CONFLICT OF INTEREST
Dr Myers receives/has received research funding from the Fonds de Recherches du Québec – Santé, Research Institute of the McGill University Health Center, Citizens United for Research in Epilepsy, Liam Foundation, Savoy Foundation, Koolen‐de Vries Foundation and dravet Canada; he is a site principal investigator on a study by LivaNova and a sub‐investigator on studies by Ionis/Biogen.

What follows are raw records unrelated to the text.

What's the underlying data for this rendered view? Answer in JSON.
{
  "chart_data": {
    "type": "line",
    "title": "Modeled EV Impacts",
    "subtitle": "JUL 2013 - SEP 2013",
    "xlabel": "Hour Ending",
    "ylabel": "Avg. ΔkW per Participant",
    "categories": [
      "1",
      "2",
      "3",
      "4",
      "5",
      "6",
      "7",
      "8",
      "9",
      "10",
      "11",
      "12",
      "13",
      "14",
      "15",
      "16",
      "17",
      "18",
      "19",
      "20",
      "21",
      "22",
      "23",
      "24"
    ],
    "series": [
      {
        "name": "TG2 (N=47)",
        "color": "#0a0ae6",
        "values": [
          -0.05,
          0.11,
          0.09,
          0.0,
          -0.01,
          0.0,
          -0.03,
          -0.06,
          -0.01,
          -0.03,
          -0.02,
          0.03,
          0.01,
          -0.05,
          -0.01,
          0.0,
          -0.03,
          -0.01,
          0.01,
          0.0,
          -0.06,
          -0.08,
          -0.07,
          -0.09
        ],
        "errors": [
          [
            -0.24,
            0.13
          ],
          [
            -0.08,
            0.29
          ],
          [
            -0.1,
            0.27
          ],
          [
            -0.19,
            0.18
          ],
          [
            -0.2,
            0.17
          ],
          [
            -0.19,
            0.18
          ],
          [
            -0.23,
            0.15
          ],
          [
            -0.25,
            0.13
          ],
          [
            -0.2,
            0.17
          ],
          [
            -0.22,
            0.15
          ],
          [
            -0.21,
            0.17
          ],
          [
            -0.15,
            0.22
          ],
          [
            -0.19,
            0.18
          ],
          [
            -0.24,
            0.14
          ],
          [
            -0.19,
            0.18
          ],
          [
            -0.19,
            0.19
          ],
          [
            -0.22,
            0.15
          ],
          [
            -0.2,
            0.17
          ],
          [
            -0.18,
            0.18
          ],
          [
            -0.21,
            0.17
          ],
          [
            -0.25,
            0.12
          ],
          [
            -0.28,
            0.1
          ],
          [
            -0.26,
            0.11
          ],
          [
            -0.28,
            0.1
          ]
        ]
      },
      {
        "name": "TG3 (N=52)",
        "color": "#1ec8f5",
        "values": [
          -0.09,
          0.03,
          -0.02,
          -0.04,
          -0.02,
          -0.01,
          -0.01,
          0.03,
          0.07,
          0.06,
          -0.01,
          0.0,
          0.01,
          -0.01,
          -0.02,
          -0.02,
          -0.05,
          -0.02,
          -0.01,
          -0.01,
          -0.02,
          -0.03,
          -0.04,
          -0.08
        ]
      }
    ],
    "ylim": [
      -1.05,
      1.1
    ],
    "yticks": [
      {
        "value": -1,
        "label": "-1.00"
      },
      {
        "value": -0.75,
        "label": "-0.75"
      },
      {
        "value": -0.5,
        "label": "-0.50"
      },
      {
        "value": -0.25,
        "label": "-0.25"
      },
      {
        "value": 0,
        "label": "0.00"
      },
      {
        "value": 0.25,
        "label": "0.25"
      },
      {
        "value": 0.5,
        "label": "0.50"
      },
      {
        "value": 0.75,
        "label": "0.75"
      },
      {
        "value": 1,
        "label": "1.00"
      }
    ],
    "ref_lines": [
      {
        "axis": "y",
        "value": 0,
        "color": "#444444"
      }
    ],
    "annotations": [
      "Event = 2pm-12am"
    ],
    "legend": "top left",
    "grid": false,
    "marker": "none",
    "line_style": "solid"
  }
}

ETHICAL PUBLICATION STATEMENT
I confirm that I have read the Journal's position on issues involved in ethical publication and affirm that this report is consistent with those guidelines.
To the editors:
I thank Bättig et al for their very interesting letter in response to our paper, “Seizures in Sotos syndrome: Phenotyping in 49 patients.” 1 They recently described a patient with drug‐resistant focal epilepsy and a diffuse astrocytoma, who continued to have seizures following resection of the lesion. 2 The patient was subsequently diagnosed with Sotos syndrome and found to carry a pathogenic variant in NSD1. Sotos syndrome is associated with an increased risk for malignancy, though cerebral tumors are extremely rare. Our cohort did not include any patients in whom seizures occurred due to an intracranial neoplastic process.
Interestingly, of the other two patients with Sotos syndrome and brain tumors described in the literature, one was a boy with intractable epilepsy that also continued after resection of a ganglioglioma. 3 The other was an adult male with a low‐grade glioma identified when he presented with left face and arm paresthesia; the authors noted that he had a past history of generalized tonic‐clonic seizures, but it was not clear that these were thought related to the neoplastic process. 4 Based on this admittedly very small sample, it appears that for Sotos syndrome patients with brain tumors and epilepsy, resection of the lesion often has little to no impact on seizure control.
The experience of Bättig et al highlights the importance of genetic testing as part of an epilepsy presurgical workup. Although in many cases a genetic diagnosis will not change the recommendation to proceed with surgery, the finding of an underlying genetic condition that predisposes to epilepsy will change the counseling of the individual and his/her family regarding the long‐term prognosis. At present, genetic testing is performed in a relatively small fraction of patients undergoing epilepsy presurgical evaluation. 5 However, given that the cost of an epilepsy gene panel is relatively small in the context of the financial investment made in patients considered for epilepsy surgery, it is probably reasonable that genetic testing becomes a standard element of such evaluations.